Banner smiled reassuringly. “What have you got for me?”
“Marion.”
“Wardell’s prison?”
Paxon nodded. “We’ve gone over every piece of paperwork on the transfer. Looks like Wardell was a last-minute substitution.”
“He wasn’t meant to be transferred?”
“It was scheduled, but he was meant to go on his own. Death row transfers are almost always solo. A bunch of the guards called in sick—stomach flu epidemic. They tagged him along with Mitchell, who was also meant to be moved alone.”

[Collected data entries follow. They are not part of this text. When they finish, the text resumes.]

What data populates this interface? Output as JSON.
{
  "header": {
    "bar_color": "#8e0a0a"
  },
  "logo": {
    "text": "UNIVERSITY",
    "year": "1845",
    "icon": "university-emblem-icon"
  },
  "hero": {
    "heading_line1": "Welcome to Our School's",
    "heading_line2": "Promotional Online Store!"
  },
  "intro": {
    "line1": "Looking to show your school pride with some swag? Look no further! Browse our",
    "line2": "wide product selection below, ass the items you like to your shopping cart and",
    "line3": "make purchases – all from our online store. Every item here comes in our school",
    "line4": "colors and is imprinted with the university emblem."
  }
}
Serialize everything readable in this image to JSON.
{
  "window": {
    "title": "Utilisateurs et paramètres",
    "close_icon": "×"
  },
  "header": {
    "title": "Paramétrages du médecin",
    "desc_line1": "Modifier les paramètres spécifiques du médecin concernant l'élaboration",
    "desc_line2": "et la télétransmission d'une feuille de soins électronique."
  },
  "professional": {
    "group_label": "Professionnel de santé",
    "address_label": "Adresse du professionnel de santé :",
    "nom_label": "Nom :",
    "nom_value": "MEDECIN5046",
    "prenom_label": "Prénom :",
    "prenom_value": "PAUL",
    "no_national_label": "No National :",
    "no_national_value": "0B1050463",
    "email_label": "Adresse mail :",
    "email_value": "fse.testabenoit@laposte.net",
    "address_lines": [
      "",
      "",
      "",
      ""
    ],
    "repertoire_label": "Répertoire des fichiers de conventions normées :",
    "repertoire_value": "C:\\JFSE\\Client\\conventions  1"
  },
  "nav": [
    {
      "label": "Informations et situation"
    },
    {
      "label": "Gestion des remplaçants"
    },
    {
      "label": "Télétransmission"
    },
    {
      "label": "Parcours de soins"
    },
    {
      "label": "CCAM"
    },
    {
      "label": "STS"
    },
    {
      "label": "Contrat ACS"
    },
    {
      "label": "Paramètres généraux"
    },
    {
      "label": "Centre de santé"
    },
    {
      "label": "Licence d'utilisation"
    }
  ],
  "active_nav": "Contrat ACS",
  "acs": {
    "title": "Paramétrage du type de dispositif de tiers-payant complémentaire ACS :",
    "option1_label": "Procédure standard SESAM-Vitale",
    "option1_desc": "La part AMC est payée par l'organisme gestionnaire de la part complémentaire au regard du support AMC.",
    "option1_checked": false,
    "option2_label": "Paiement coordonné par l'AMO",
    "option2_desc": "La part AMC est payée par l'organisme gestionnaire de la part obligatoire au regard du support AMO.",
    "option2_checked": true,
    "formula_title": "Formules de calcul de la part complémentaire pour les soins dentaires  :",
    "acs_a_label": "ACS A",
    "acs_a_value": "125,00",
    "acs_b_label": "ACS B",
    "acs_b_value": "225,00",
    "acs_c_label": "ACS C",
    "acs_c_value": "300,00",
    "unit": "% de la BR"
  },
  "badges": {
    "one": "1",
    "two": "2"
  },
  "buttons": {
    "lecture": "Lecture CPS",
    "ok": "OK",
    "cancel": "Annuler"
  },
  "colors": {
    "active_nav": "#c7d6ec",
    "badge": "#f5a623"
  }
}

Banner massaged her right temple with her index finger in slow circles. “A celebrity serial killer and a Mob witness. Sounds like they were playing pretty cavalier with the star attractions.”
“It seems so, ma’am.”
Banner hated being called ma’am. She knew it was a chain-of-command thing, but it set her teeth on edge every time. It made her feel about a hundred and five. “But why didn’t they have an escort?” she asked.
Paxon looked uncertain, as if she were somehow personally to blame for the lapse in security. “The original paperwork has Mitchell’s transfer coded 1AA. That means silver service—outriders, chopper, decoy vans, the whole ball of wax.”
“So what happened?”
“Somebody recoded it the day of the transfer. It was downgraded to regular security only. Mitchell went from VIP to standard class.”
Banner was incredulous. “‘Somebody’? Wouldn’t something like that need to be signed off on by a bunch of people?”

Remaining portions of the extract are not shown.